Start by forming a few east-to-implement strategies:
- Allow employees an hour or two during the workweek to volunteer their time and talents with a charity or cause of their choosing within the community. Pay them for the hours they’re volunteering. This type of encouragement is becoming common practice among larger corporations, as the benefits to the company far outweigh the cost of paying for an hour or two of an employee’s time spent out of the office. Your return will come in the form of employees’ heightened morale, sense of personal achievement, and improved productivity. Allowing staff members to volunteer for a cause they love—helping out at a local animal shelter for instance, or preparing lunch for an elderly neighbor—is an inexpensive way to earn loyalty. This may be the only time they have for volunteer work, especially for those with young families or second jobs.
- Offer employees the opportunity to volunteer with your company’s sponsorship projects, individually or as a team.
- Where possible and appropriate, include your customers in sponsorship projects. Dave Mason, Founder of CabinetHardware.org, offers online retail customers an opportunity to designate a portion of their purchase cost to any one of the charitable projects featured on the CabinetHardware.org website. Customers can also vote for those projects they feel are most deserving to become eligible for a monetary grant of between $1,000 and $10,000.
- If your company sells merchandise, donate some items to charitable causes. This way you can give back to your community while gaining some positive marketing exposure. Involve your employees in the process of choosing a charity or charities to receive donations.
If your goal is to enhance teamwork, a donation drive or an affiliation with a charity like Habitat for Humanity could be a perfect opportunity to rally employees for work on a single project.
Consider allowing employees to perform pro-bono services utilizing their professional skills or expertise to help people who need your services but can’t afford them. Legal services are a common example of pro-bono volunteer work. Company initiatives in the forms of charity commitments, volunteerism, support for the Arts, education, medical research and aid for disaster victims should be featured prominently on your company website and in marketing literature.

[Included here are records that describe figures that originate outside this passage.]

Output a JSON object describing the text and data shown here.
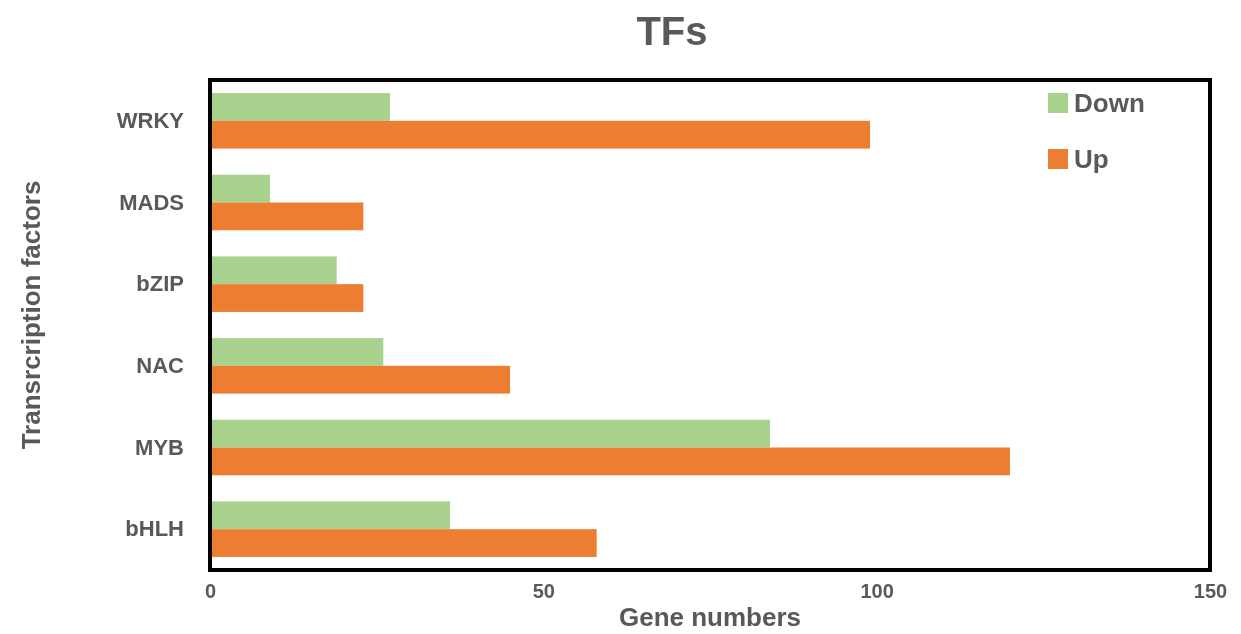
{
  "chart_data": {
    "type": "bar",
    "orientation": "horizontal",
    "title": "TFs",
    "xlabel": "Gene numbers",
    "ylabel": "Transrcription factors",
    "categories": [
      "WRKY",
      "MADS",
      "bZIP",
      "NAC",
      "MYB",
      "bHLH"
    ],
    "series": [
      {
        "name": "Down",
        "color": "#a9d18e",
        "values": [
          27,
          9,
          19,
          26,
          84,
          36
        ]
      },
      {
        "name": "Up",
        "color": "#ed7d31",
        "values": [
          99,
          23,
          23,
          45,
          120,
          58
        ]
      }
    ],
    "xlim": [
      0,
      150
    ],
    "xticks": [
      0,
      50,
      100,
      150
    ],
    "grid": false,
    "legend": "top right"
  }
}
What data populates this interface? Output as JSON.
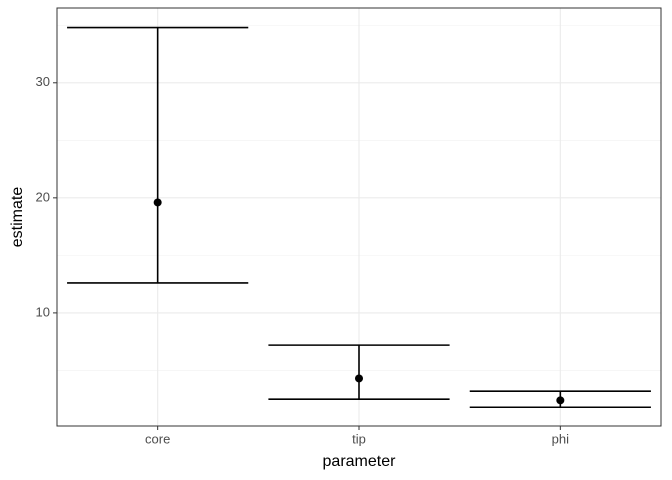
{
  "chart_data": {
    "type": "errorbar",
    "x_label": "parameter",
    "y_label": "estimate",
    "categories": [
      "core",
      "tip",
      "phi"
    ],
    "values": [
      19.6,
      4.3,
      2.4
    ],
    "lower": [
      12.6,
      2.5,
      1.8
    ],
    "upper": [
      34.8,
      7.2,
      3.2
    ],
    "color": "#000000",
    "ylim": [
      0.17,
      36.5
    ],
    "yticks": [
      10,
      20,
      30
    ],
    "minor_yticks": [
      5,
      15,
      25,
      35
    ],
    "grid": true
  }
}
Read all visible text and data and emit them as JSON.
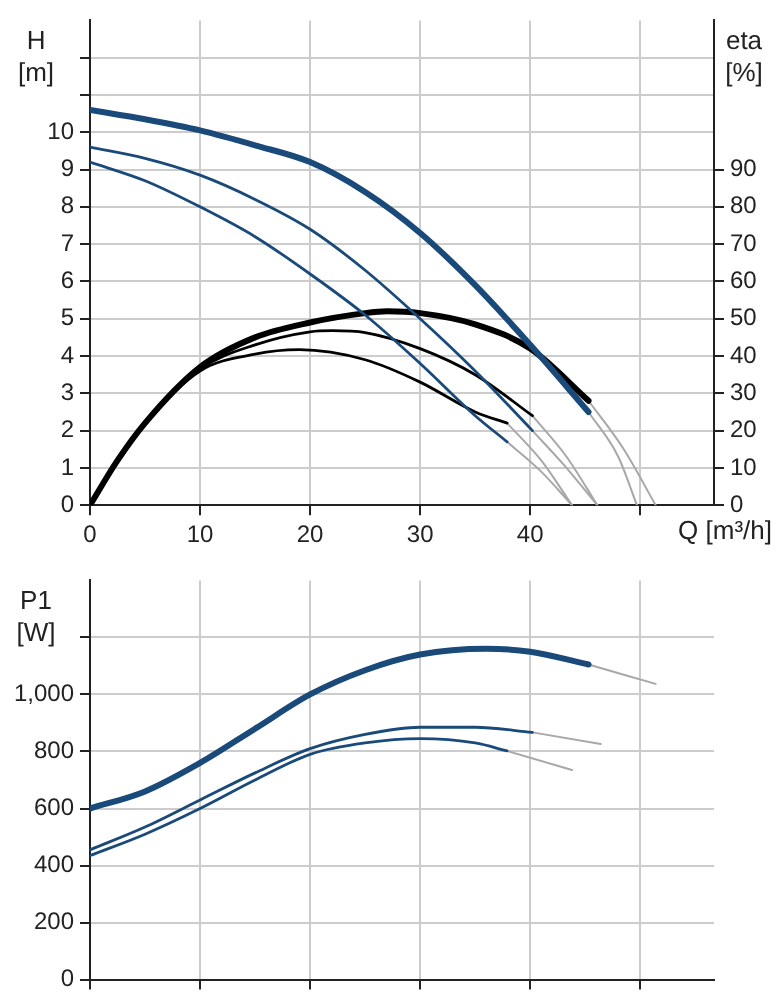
{
  "chart_data": [
    {
      "type": "line",
      "ylabel": "H [m]",
      "y2label": "eta [%]",
      "xlabel": "Q [m³/h]",
      "xlim": [
        0,
        56.7
      ],
      "xticks": [
        0,
        10,
        20,
        30,
        40,
        {
          "value": 50,
          "label": null
        }
      ],
      "ylim": [
        0,
        13
      ],
      "yticks": [
        0,
        1,
        2,
        3,
        4,
        5,
        6,
        7,
        8,
        9,
        10,
        {
          "value": 11,
          "label": null
        },
        {
          "value": 12,
          "label": null
        }
      ],
      "y2lim": [
        0,
        130
      ],
      "y2ticks": [
        0,
        10,
        20,
        30,
        40,
        50,
        60,
        70,
        80,
        90
      ],
      "grid": true,
      "legend": false,
      "marker": "none",
      "line_style": "solid",
      "series": [
        {
          "color": "#1a4a7a",
          "x": [
            0,
            5,
            10,
            15,
            20,
            25,
            30,
            35,
            40,
            45.3
          ],
          "values": [
            10.6,
            10.35,
            10.05,
            9.65,
            9.2,
            8.4,
            7.3,
            5.9,
            4.3,
            2.5
          ]
        },
        {
          "color": "#1a4a7a",
          "x": [
            0,
            5,
            10,
            15,
            20,
            25,
            30,
            35,
            40.2
          ],
          "values": [
            9.6,
            9.3,
            8.85,
            8.2,
            7.4,
            6.3,
            5.0,
            3.6,
            2.0
          ]
        },
        {
          "color": "#1a4a7a",
          "x": [
            0,
            5,
            10,
            15,
            20,
            25,
            30,
            35,
            37.9
          ],
          "values": [
            9.2,
            8.7,
            8.0,
            7.2,
            6.2,
            5.1,
            3.8,
            2.4,
            1.7
          ]
        },
        {
          "color": "#000000",
          "axis": "y2",
          "x": [
            0,
            2.5,
            5,
            10,
            15,
            20,
            25,
            27,
            30,
            35,
            40,
            45.3
          ],
          "values": [
            0,
            12,
            22,
            37,
            45,
            49,
            51.5,
            52,
            51.5,
            48.5,
            42,
            28
          ]
        },
        {
          "color": "#000000",
          "axis": "y2",
          "x": [
            0,
            2.5,
            5,
            10,
            15,
            20,
            22,
            25,
            30,
            35,
            40.2
          ],
          "values": [
            0,
            12,
            22,
            36.5,
            43,
            46.5,
            46.8,
            46.3,
            42,
            35,
            24
          ]
        },
        {
          "color": "#000000",
          "axis": "y2",
          "x": [
            0,
            2.5,
            5,
            10,
            15,
            19,
            25,
            30,
            35,
            37.9
          ],
          "values": [
            0,
            12,
            22,
            36,
            40.5,
            41.7,
            39,
            33,
            25,
            22
          ]
        },
        {
          "color": "#a8a8a8",
          "x": [
            45.3,
            48,
            49.7
          ],
          "values": [
            2.5,
            1.3,
            0
          ]
        },
        {
          "color": "#a8a8a8",
          "x": [
            40.2,
            43,
            46.1
          ],
          "values": [
            2.0,
            1.1,
            0
          ]
        },
        {
          "color": "#a8a8a8",
          "x": [
            37.9,
            41,
            43.8
          ],
          "values": [
            1.7,
            0.9,
            0
          ]
        },
        {
          "color": "#a8a8a8",
          "axis": "y2",
          "x": [
            45.3,
            48.5,
            51.4
          ],
          "values": [
            28,
            15,
            0
          ]
        },
        {
          "color": "#a8a8a8",
          "axis": "y2",
          "x": [
            40.2,
            43.3,
            46.1
          ],
          "values": [
            24,
            13,
            0
          ]
        },
        {
          "color": "#a8a8a8",
          "axis": "y2",
          "x": [
            37.9,
            41,
            43.8
          ],
          "values": [
            22,
            12,
            0
          ]
        }
      ]
    },
    {
      "type": "line",
      "ylabel": "P1 [W]",
      "xlim": [
        0,
        56.7
      ],
      "xticks": [
        0,
        10,
        20,
        30,
        40,
        50
      ],
      "ylim": [
        0,
        1400
      ],
      "yticks": [
        0,
        200,
        400,
        600,
        800,
        {
          "value": 1000,
          "label": "1,000"
        },
        {
          "value": 1200,
          "label": null
        }
      ],
      "tick_labels": "y",
      "grid": true,
      "legend": false,
      "marker": "none",
      "line_style": "solid",
      "series": [
        {
          "color": "#1a4a7a",
          "x": [
            0,
            5,
            10,
            15,
            20,
            25,
            30,
            36,
            40,
            45.3
          ],
          "values": [
            600,
            660,
            760,
            880,
            1000,
            1085,
            1140,
            1160,
            1150,
            1105
          ]
        },
        {
          "color": "#1a4a7a",
          "x": [
            0,
            5,
            10,
            15,
            20,
            25,
            30,
            35,
            40.2
          ],
          "values": [
            455,
            535,
            630,
            725,
            810,
            860,
            885,
            885,
            867
          ]
        },
        {
          "color": "#1a4a7a",
          "x": [
            0,
            5,
            10,
            15,
            20,
            25,
            30,
            35,
            37.9
          ],
          "values": [
            435,
            510,
            600,
            700,
            790,
            830,
            845,
            830,
            802
          ]
        },
        {
          "color": "#a8a8a8",
          "x": [
            45.3,
            51.4
          ],
          "values": [
            1105,
            1037
          ]
        },
        {
          "color": "#a8a8a8",
          "x": [
            40.2,
            46.4
          ],
          "values": [
            867,
            826
          ]
        },
        {
          "color": "#a8a8a8",
          "x": [
            37.9,
            43.8
          ],
          "values": [
            802,
            735
          ]
        }
      ]
    }
  ]
}
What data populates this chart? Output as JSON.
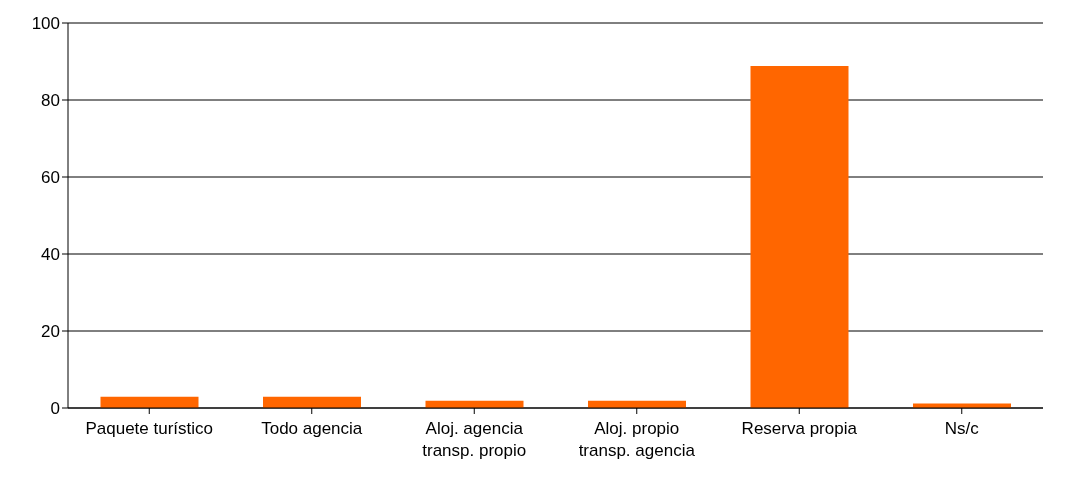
{
  "chart_data": {
    "type": "bar",
    "categories": [
      "Paquete turístico",
      "Todo agencia",
      "Aloj. agencia transp. propio",
      "Aloj. propio transp. agencia",
      "Reserva propia",
      "Ns/c"
    ],
    "values": [
      2.9,
      2.9,
      1.9,
      1.9,
      88.8,
      1.2
    ],
    "color": "#ff6600",
    "ylim": [
      0,
      100
    ],
    "yticks": [
      0,
      20,
      40,
      60,
      80,
      100
    ],
    "grid": "y"
  }
}
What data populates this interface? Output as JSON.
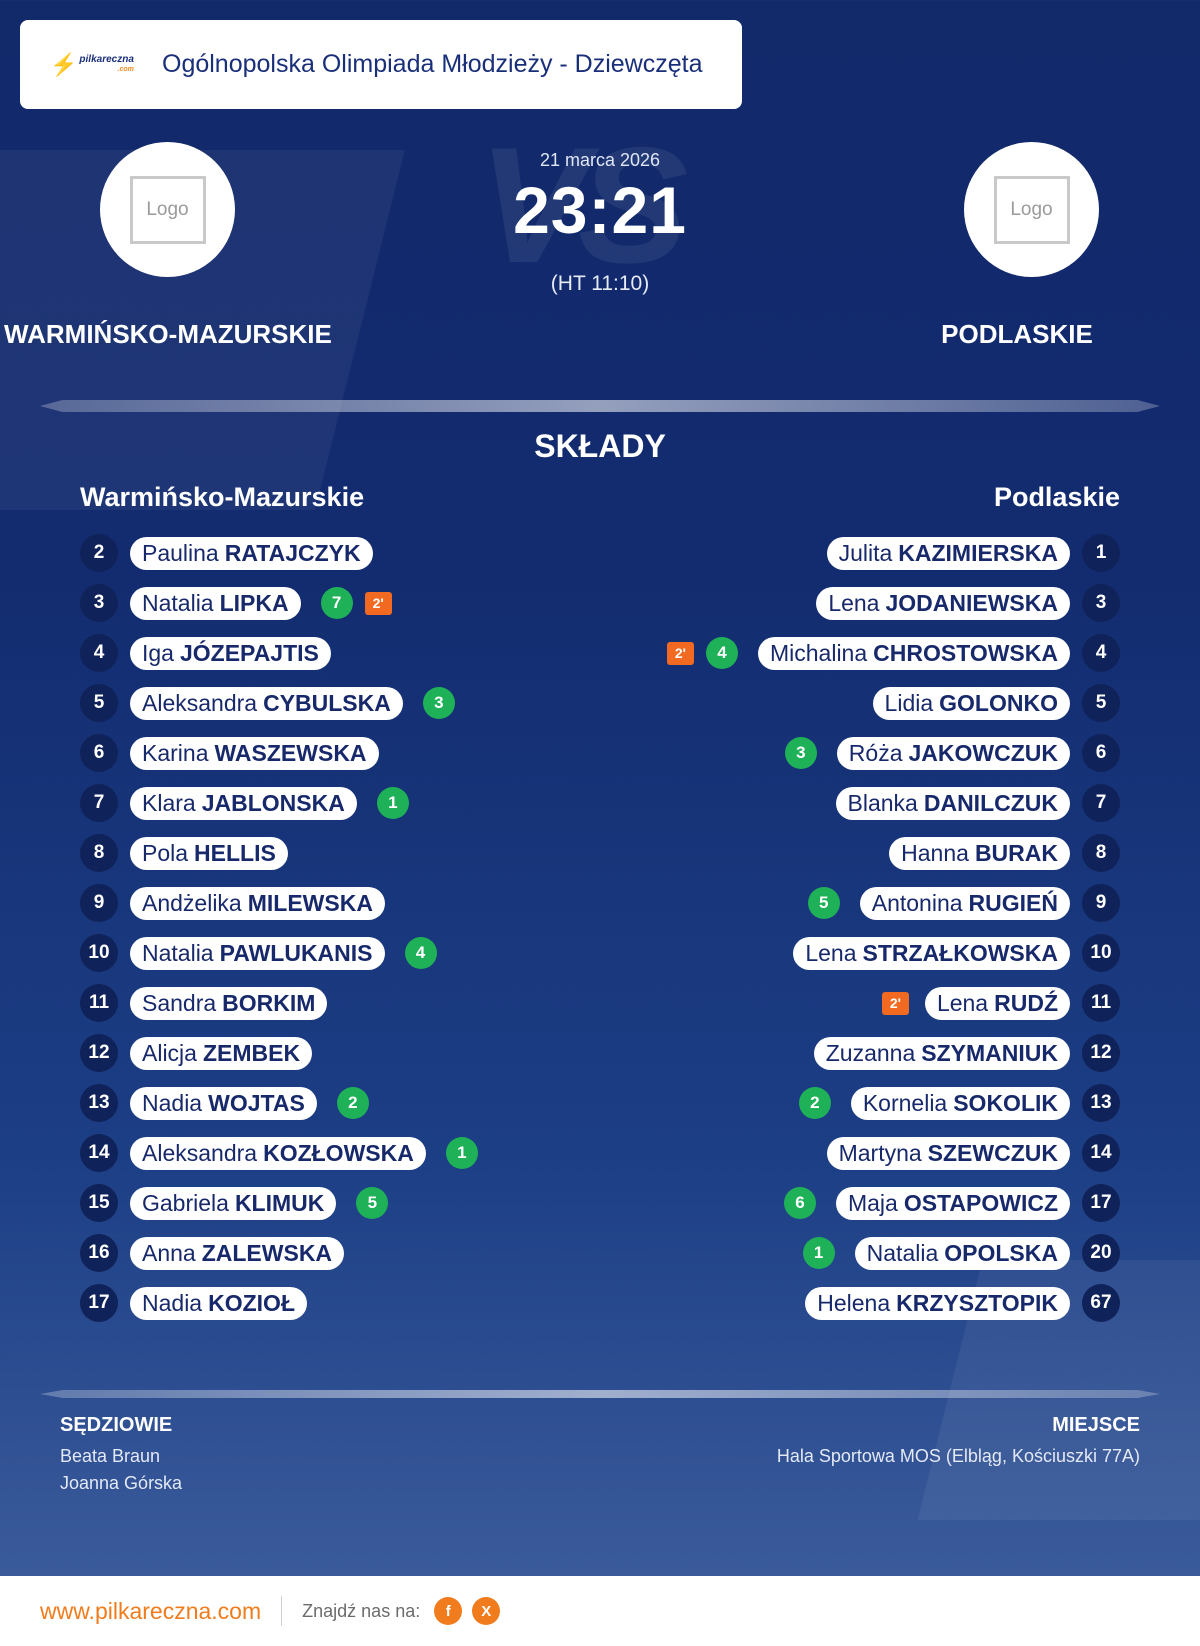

CabinetHardware.org founder Dave Mason designed the innovative FlowOver Project to be the cutting edge charitable arm of CabinetHardware.org. FlowOver makes it easy and painless for retail customers to participate in the company’s humanitarian endeavors.
The first-of-its-kind FlowOver project combines the powers of ecommerce and crowdfunding to make a difference in peoples lives.
Research on corporate stewardship programs has found that those businesses with established, well-defined CSR initiatives benefit from more motivated and productive employees who enjoy working for a company that is committed to social and humanitarian causes.
Whether raising funds for disaster victims or building decent schools in the world’s poorest communities, studies of business models and companies with and without CSR initiatives in place find that the more benevolent the company, the more loyal and involved employees will be in their jobs.
The possibilities for creating CSR initiatives within your small business are endless, as inexpensive as you need them to be, and easy to implement. The sooner you start, the sooner you and your company can make an impact on the community before the holiday season is in full gear.
Most companies today, regardless of size, love the idea of corporate social responsibility. Big corporations proudly trumpet their CSR enterprise and leadership, and the global impact they have. Subaru, Coca-Cola, Microsoft, Google and many other business leaders have entire company divisions devoted to their corporate social responsibility initiatives.
Most importantly, when it comes to establishing your social responsibility platform, find ways to include your employees, think outside the box to come up with fundraising opportunities that sere a specific purpose (teamwork building, employee empowerment, etc.) and if it’s possible and appropriate, make your efforts as interactive as possible with your customers.